Dat het boek een beetje rommelig begint met een onaantrekkelijk vormgegeven lijst van joodse feestdagen (blz. 13-14) moge de auteur vergeven zijn.
| |
| |
Datzelfde geldt ook voor het in mijn ogen vreemd klinkende ‘en vasten’ in de hoofdtitel van het boek. Deze kleine minpunten worden meer dan goedgemaakt door de uitvoerige ‘Verklarende woordenlijst’ (blz. 351-360), een ‘Register’ van bijbelplaatsen, van rabbijnse bronnen, van geschriften uit de intertestamentaire periode, en van een lijst van rabbijnse autoriteiten (blz. 361-374). Een ‘Bibliografie’ (blz. 375-381) met daarin een apart gedeelte voor verdere zelfstudie sluit dit waardevolle boek af.
□ Pane Beentjes
Dr. G. Cohen Stuart, Joodse feesten en vasten: een reis over de zee van de Talmoed naar de wereld van het Nieuwe Testament, Ten Have, Baarn, 2003, 381 blz., 24,90 euro (voor België: Veen, Bosch & Keuning, Wommelgem), ISBN 90-259-5356-5.
| |
Theresia van Avila
Mystiek is in. Het is dan ook niet te verwonderen dat het levensverhaal van Theresia van Avila blijft intrigeren. Meer dan tien jaar heeft Cathleen Medwick onderzoek gedaan en geschreven om deze ‘spirituele biografie’ te kunnen voorleggen. De overvloed aan historische details en de talrijke citaten waarmee dit boek doorspekt is, getuigen hiervan.
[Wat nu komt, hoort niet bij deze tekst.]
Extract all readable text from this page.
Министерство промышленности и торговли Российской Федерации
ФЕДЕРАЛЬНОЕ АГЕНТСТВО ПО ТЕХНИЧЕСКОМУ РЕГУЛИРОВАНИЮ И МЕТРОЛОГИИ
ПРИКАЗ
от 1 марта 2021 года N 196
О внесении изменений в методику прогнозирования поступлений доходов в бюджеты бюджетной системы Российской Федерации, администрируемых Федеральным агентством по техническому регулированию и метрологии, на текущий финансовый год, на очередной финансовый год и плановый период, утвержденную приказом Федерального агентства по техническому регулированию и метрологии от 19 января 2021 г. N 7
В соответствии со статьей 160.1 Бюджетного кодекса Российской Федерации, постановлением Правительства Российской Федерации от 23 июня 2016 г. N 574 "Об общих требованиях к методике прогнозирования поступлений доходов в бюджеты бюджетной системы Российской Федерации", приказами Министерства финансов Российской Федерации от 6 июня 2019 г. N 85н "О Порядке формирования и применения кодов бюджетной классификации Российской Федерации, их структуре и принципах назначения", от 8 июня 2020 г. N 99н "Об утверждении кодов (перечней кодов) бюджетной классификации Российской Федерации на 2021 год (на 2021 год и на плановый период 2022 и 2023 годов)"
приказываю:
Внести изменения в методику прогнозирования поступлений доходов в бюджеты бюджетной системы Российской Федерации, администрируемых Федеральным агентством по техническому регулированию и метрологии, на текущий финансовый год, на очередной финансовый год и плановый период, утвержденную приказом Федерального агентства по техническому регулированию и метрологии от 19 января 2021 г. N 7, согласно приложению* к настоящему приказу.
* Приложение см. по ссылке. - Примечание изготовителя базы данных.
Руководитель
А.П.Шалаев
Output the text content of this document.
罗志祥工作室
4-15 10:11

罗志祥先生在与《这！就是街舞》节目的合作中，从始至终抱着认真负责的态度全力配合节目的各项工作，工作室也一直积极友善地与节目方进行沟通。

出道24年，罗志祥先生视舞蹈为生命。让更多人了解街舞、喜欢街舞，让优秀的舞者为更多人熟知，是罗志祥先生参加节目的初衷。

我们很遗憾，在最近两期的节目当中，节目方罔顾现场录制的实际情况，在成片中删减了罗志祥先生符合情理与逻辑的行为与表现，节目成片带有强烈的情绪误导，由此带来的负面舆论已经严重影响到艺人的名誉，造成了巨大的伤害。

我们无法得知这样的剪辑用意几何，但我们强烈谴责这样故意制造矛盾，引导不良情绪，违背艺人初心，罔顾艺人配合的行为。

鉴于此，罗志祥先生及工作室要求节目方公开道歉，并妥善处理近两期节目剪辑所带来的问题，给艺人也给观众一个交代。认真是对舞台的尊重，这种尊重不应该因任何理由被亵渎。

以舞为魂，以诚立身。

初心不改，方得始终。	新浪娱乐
Nochtans is het resultaat volstrekt ondermaats. Medwick komt niet verder dan het aaneenrijgen in chronologische volgorde van feiten en uitspraken, en dat geeft het geheel een vrij oppervlakkige indruk. Van een goed impressionistisch schilderij verwacht je dat uit de veelheid van kleine puntjes ruimere contouren zichtbaar worden die een interpretatie van het voorgestelde tafereel mogelijk maken. Aldus kan je je als ‘lezer’ persoonlijk situeren ten opzichte van de aangeboden ‘tekst’. Deze dialoog wordt evenwel onmogelijk gemaakt door de verbazingwekkende vlakheid van het discours van Medwick. Dit geldt zowel voor de omschrijving van de persoonlijkheid van Theresia, als voor de uiteenzettingen over haar geestelijke ervaring en onderrichtingen. Het niveau van het anekdotische wordt nauwelijks of niet overschreden.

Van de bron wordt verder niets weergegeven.